In 2012, the Jewish holiday of Purim fell on March 8, exactly one week after Andrew Breitbart had died. I did not have time to go to synagogue the night before to hear the recitation of the Megillah, the Book of Esther. We had all been too busy with the re-launch of the website, which had rolled out as planned just days after Andrew died. And then there had been Andrew’s funeral earlier that week, with much of the blogosphere in attendance.

On top of that, my daughter had just turned one year old, and my wife and I were barely sleeping. Some friends of our showed up with mishloach manot, traditional charitable gifts of food exchanged on Purim. We gratefully accepted the plates of cookies and hamentaschen. The physical and emotional and intellectual toll of the week gone by had been extreme. It was a time of feeling quite wrung out by the world, and completely exhausted.

On the morning of March 8, I woke up absurdly early and drove through the dark, quiet streets of L.A. to the CNN studio in Hollywood.
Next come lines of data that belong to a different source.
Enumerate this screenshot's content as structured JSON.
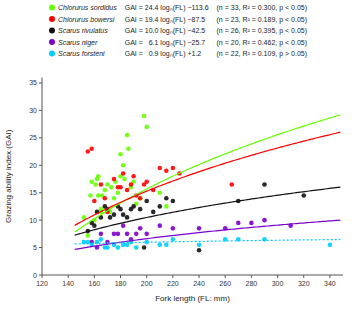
{
  "chart_data": {
    "type": "scatter",
    "xlabel": "Fork length (FL: mm)",
    "ylabel": "Grazing ability index (GAI)",
    "xlim": [
      120,
      350
    ],
    "ylim": [
      0,
      36
    ],
    "xticks": [
      120,
      140,
      160,
      180,
      200,
      220,
      240,
      260,
      280,
      300,
      320,
      340
    ],
    "yticks": [
      0,
      5,
      10,
      15,
      20,
      25,
      30,
      35
    ],
    "grid": false,
    "legend": "top",
    "series": [
      {
        "name": "Chlorurus sordidus",
        "color": "#66ff00",
        "line_style": "solid",
        "equation": "GAI = 24.4 logₙ(FL) −113.6",
        "stats": "(n = 33, R² = 0.300, p < 0.05)",
        "fit": {
          "a": 24.4,
          "b": -113.6,
          "x": [
            145,
            348
          ]
        },
        "x": [
          152,
          155,
          157,
          158,
          160,
          161,
          162,
          163,
          163,
          165,
          165,
          166,
          168,
          170,
          172,
          173,
          175,
          176,
          178,
          180,
          180,
          182,
          183,
          185,
          186,
          188,
          190,
          192,
          195,
          198,
          200,
          210,
          215
        ],
        "values": [
          10.5,
          7.2,
          14.5,
          17.0,
          10.0,
          16.5,
          17.5,
          14.5,
          18.0,
          12.0,
          11.5,
          14.5,
          15.5,
          16.5,
          11.5,
          16.0,
          14.0,
          17.0,
          15.0,
          18.0,
          22.0,
          20.0,
          17.5,
          25.5,
          23.0,
          16.0,
          17.0,
          13.0,
          14.0,
          29.0,
          27.0,
          15.0,
          12.5
        ]
      },
      {
        "name": "Chlorurus bowersi",
        "color": "#ff0000",
        "line_style": "solid",
        "equation": "GAI = 19.4 logₙ(FL) −87.5",
        "stats": "(n = 23, R² = 0.189, p < 0.05)",
        "fit": {
          "a": 19.4,
          "b": -87.5,
          "x": [
            145,
            348
          ]
        },
        "x": [
          155,
          158,
          160,
          165,
          168,
          170,
          175,
          178,
          180,
          182,
          185,
          188,
          190,
          192,
          195,
          198,
          200,
          205,
          210,
          215,
          220,
          225,
          265
        ],
        "values": [
          22.5,
          23.0,
          13.5,
          16.5,
          14.0,
          11.5,
          17.5,
          16.0,
          16.0,
          18.5,
          15.5,
          16.5,
          18.0,
          14.5,
          14.0,
          16.5,
          17.0,
          15.5,
          19.5,
          19.0,
          19.5,
          18.5,
          16.5
        ]
      },
      {
        "name": "Scarus rivulatus",
        "color": "#111111",
        "line_style": "solid",
        "equation": "GAI = 10.0 logₙ(FL) −42.5",
        "stats": "(n = 26, R² = 0.395, p < 0.05)",
        "fit": {
          "a": 10.0,
          "b": -42.5,
          "x": [
            145,
            348
          ]
        },
        "x": [
          155,
          158,
          160,
          162,
          165,
          168,
          170,
          172,
          175,
          178,
          180,
          182,
          185,
          188,
          190,
          195,
          198,
          200,
          205,
          210,
          215,
          220,
          240,
          270,
          290,
          320
        ],
        "values": [
          8.0,
          9.5,
          9.0,
          11.5,
          10.5,
          12.5,
          12.0,
          10.5,
          11.0,
          12.5,
          12.0,
          11.0,
          10.5,
          12.0,
          12.5,
          12.0,
          5.0,
          13.5,
          11.5,
          12.5,
          14.0,
          13.5,
          4.5,
          13.5,
          16.5,
          14.5
        ]
      },
      {
        "name": "Scarus niger",
        "color": "#7b00cc",
        "line_style": "solid",
        "equation": "GAI =   6.1 logₙ(FL) −25.7",
        "stats": "(n = 20, R² = 0.462, p < 0.05)",
        "fit": {
          "a": 6.1,
          "b": -25.7,
          "x": [
            145,
            348
          ]
        },
        "x": [
          158,
          162,
          165,
          170,
          175,
          178,
          182,
          185,
          188,
          192,
          195,
          200,
          210,
          220,
          240,
          260,
          270,
          280,
          290,
          310
        ],
        "values": [
          6.0,
          5.0,
          7.5,
          6.0,
          7.5,
          7.5,
          9.0,
          7.5,
          6.5,
          7.5,
          8.5,
          7.5,
          9.0,
          8.5,
          8.5,
          8.5,
          9.5,
          9.5,
          10.0,
          9.0
        ]
      },
      {
        "name": "Scarus forsteni",
        "color": "#00ccff",
        "line_style": "dotted",
        "equation": "GAI =   0.9 logₙ(FL) +1.2",
        "stats": "(n = 22, R² = 0.109, p > 0.05)",
        "fit": {
          "a": 0.9,
          "b": 1.2,
          "x": [
            145,
            348
          ]
        },
        "x": [
          152,
          155,
          158,
          162,
          165,
          168,
          170,
          175,
          178,
          182,
          185,
          188,
          192,
          200,
          210,
          215,
          220,
          240,
          260,
          270,
          290,
          340
        ],
        "values": [
          6.0,
          6.0,
          5.5,
          6.0,
          6.5,
          5.0,
          5.0,
          5.5,
          5.0,
          5.5,
          5.5,
          6.0,
          5.0,
          6.0,
          5.5,
          5.5,
          6.5,
          5.5,
          6.5,
          6.5,
          6.5,
          5.5
        ]
      }
    ]
  }
}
There, I would link up with Soledad O’Brien and her morning crew for an interview about Andrew’s story connecting Barack Obama with Derrick Bell at Harvard Law School. As I settled into the chair, I noted they were teasing the segment as a kind of second death. They intended to bury me and the site.

I heard Andrew’s voice in my mind. Question the premise. Fight. I summoned everything I had learned in law school about navigating tough examinations and negotiations. I steeled myself for what I knew was coming. And the rest, basically, is TV history. I walked out of the studio and drove back across the city through the still-dark streets. I called Steve Bannon on the way. He had seen it. We both couldn’t stop laughing. A total victory.

That was only the beginning. The Internet lit up. My phone wouldn’t stop ringing. The fight continued, much as it had for the previous week, but with a new sense of momentum. That afternoon, a beleaguered Larry Solov looked up from his desk and shook my hand. It felt like we had turned the tide that day, that the media had done their worst, and we had pushed back. I felt no malice towards O’Brien or CNN. I just felt a kind of relief.

It was mid-afternoon before I realized I had still not heard the Megillah, and that Purim was fading. Ben Shapiro, who had been equally busy, figured out that there was a reading happening shortly nearby, at the home of the UCLA rabbi. So we headed out into L.A. traffic in his Mustang and made it just before the start. And as I followed along with the words, listening to the timeless story of survival against the odds, I just let the tears roll.